In 1985, Fortune magazine named him one of the top five trial lawyers in the United States. In December 1987, he established a firm on Park Avenue with Bowie Kuhn, the former Baseball Commissioner . And in less than two years, the prosecution asserted, Mr. Myerson defrauded the firm of more than $1 million and six corporate clients of more than $2 million. The clients were named as the Home Insurance Company, ICN Pharmaceuticals Inc., the Kelley Oil Companies, the New York State Urban Development Corporation, Shearson Lehman Hutton Inc. and the United Food and Commercial Workers' Union. The firm, Myerson & Kuhn, filed for bankruptcy in 1989.

The indictments accuse Mr. Myerson of causing the firm to pay for a wide range of his personal expenses and of inflating legal fees by charging clients for hours never worked. Mr. O'Shea defined the looting of the firm as a way of "financing a free-spending life style."

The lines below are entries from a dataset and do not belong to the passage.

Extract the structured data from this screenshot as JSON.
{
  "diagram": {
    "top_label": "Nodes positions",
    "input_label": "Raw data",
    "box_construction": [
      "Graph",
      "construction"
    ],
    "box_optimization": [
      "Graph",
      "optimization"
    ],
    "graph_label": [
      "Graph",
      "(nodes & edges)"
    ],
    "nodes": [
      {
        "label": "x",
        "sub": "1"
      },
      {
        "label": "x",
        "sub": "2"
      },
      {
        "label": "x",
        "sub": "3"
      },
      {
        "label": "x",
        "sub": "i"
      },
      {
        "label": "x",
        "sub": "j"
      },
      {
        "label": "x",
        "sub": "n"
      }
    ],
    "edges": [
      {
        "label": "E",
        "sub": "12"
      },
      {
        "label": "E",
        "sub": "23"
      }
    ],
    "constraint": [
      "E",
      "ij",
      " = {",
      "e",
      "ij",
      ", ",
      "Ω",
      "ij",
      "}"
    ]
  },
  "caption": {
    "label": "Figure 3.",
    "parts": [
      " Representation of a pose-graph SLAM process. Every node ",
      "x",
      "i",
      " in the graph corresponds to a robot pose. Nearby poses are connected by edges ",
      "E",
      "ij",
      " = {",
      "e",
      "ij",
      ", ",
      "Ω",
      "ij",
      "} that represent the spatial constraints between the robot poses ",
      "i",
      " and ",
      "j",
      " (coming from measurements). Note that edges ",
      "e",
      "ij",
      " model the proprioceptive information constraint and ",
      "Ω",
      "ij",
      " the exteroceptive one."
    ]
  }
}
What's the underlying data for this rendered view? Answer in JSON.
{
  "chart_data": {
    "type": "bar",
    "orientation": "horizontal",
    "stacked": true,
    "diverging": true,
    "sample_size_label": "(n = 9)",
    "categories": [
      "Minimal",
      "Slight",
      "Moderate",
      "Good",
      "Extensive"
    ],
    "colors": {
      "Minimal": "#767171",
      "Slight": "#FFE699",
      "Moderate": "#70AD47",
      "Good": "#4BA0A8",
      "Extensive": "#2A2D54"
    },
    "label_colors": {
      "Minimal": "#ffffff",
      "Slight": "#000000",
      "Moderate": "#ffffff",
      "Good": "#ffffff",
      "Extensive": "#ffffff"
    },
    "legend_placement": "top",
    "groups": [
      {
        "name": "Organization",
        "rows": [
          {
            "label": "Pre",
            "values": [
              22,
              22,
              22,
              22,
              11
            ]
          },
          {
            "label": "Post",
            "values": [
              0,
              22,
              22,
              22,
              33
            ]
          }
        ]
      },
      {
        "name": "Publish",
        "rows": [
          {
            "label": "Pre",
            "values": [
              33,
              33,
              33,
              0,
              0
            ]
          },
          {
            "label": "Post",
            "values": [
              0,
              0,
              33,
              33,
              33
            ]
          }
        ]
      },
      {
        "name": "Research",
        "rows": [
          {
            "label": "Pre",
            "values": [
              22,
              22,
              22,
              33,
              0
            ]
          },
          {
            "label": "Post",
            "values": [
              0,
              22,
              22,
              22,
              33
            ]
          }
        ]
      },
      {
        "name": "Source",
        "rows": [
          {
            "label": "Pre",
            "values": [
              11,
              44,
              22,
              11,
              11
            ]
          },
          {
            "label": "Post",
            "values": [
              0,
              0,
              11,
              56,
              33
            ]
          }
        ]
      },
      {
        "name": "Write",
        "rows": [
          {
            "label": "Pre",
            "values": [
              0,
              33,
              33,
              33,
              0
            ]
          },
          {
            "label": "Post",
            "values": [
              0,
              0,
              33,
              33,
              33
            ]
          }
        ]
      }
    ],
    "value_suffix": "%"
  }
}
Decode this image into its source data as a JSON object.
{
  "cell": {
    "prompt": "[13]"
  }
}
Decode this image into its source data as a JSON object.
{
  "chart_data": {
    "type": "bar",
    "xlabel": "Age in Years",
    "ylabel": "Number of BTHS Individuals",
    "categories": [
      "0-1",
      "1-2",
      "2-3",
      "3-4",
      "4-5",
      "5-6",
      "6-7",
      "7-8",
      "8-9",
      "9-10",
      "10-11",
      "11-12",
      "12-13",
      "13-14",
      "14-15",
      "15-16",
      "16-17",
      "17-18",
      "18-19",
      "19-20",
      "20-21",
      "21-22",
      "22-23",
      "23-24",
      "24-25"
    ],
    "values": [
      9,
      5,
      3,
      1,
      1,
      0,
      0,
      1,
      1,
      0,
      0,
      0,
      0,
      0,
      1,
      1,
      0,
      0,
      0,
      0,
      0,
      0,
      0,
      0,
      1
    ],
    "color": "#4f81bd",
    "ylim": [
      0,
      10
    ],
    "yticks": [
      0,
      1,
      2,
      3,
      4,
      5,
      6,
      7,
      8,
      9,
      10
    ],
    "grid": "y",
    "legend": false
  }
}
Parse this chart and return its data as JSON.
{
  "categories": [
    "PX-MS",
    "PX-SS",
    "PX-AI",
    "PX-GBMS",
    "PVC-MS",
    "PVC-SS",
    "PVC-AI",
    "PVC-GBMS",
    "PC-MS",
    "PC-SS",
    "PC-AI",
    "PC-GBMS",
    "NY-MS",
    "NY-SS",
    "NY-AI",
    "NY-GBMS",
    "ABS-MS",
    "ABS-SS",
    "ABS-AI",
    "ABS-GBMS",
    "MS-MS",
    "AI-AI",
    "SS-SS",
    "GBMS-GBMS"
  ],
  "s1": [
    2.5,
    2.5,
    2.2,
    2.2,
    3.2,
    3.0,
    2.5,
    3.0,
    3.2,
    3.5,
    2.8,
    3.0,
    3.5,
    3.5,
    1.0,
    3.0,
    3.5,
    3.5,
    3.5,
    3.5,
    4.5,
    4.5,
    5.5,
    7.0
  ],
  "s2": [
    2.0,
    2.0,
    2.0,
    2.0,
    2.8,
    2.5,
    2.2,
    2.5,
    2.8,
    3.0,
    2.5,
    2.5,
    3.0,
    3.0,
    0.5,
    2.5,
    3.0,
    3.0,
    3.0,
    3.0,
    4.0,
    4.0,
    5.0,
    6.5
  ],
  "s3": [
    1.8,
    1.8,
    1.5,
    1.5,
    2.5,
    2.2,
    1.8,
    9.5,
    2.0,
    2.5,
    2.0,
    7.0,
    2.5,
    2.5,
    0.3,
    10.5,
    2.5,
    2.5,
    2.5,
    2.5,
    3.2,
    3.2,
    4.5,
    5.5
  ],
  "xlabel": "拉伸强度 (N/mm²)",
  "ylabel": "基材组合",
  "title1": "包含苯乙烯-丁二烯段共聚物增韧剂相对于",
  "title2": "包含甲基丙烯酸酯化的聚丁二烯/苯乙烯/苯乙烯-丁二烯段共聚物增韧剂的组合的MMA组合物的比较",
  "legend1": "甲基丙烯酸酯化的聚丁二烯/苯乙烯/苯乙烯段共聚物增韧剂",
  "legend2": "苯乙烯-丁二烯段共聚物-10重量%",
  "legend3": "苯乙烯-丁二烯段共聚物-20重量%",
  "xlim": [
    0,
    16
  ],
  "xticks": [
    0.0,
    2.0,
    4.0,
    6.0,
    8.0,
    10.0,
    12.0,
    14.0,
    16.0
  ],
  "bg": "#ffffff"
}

Among other client-financed spending sprees, Mr. O'Shea said, Mr. Myerson took a Concorde supersonic jet for a weekend at Claridge's in London with a friend and spent $30,000. At other times, the prosecutor said, Mr. Myerson billed a client for a vacation at a spa in Baden-Baden in Austria and then traveled to the Kentucky Derby with another friend and spent $20,000, which he billed to ICN and Kelley. The bills included $1,632 for sunglasses and $1,000 for Cuban cigars.

"He fabricated hours, hundreds of thousands of hours that hadn't been worked," Mr. O'Shea said.

Mr. Myerson argued that because he was earning $400 an hour for his services he had no need to steal additional money and that he had brought $23 million of business to the firm out of a total of $30 million. He accused his associates of stealing from the firm and the clients. With constant sarcastic references to "the poor young men" who were scared of him, Mr. Myerson accused the Government of wanting to "get that fat rich lawyer."

A bomb scare and the evacuation of the building interrupted his statement, but he was hardly fazed. He later continued for a few minutes accusing his associates of defrauding the firm. "It's not bill padding," he said. "It's bull padding."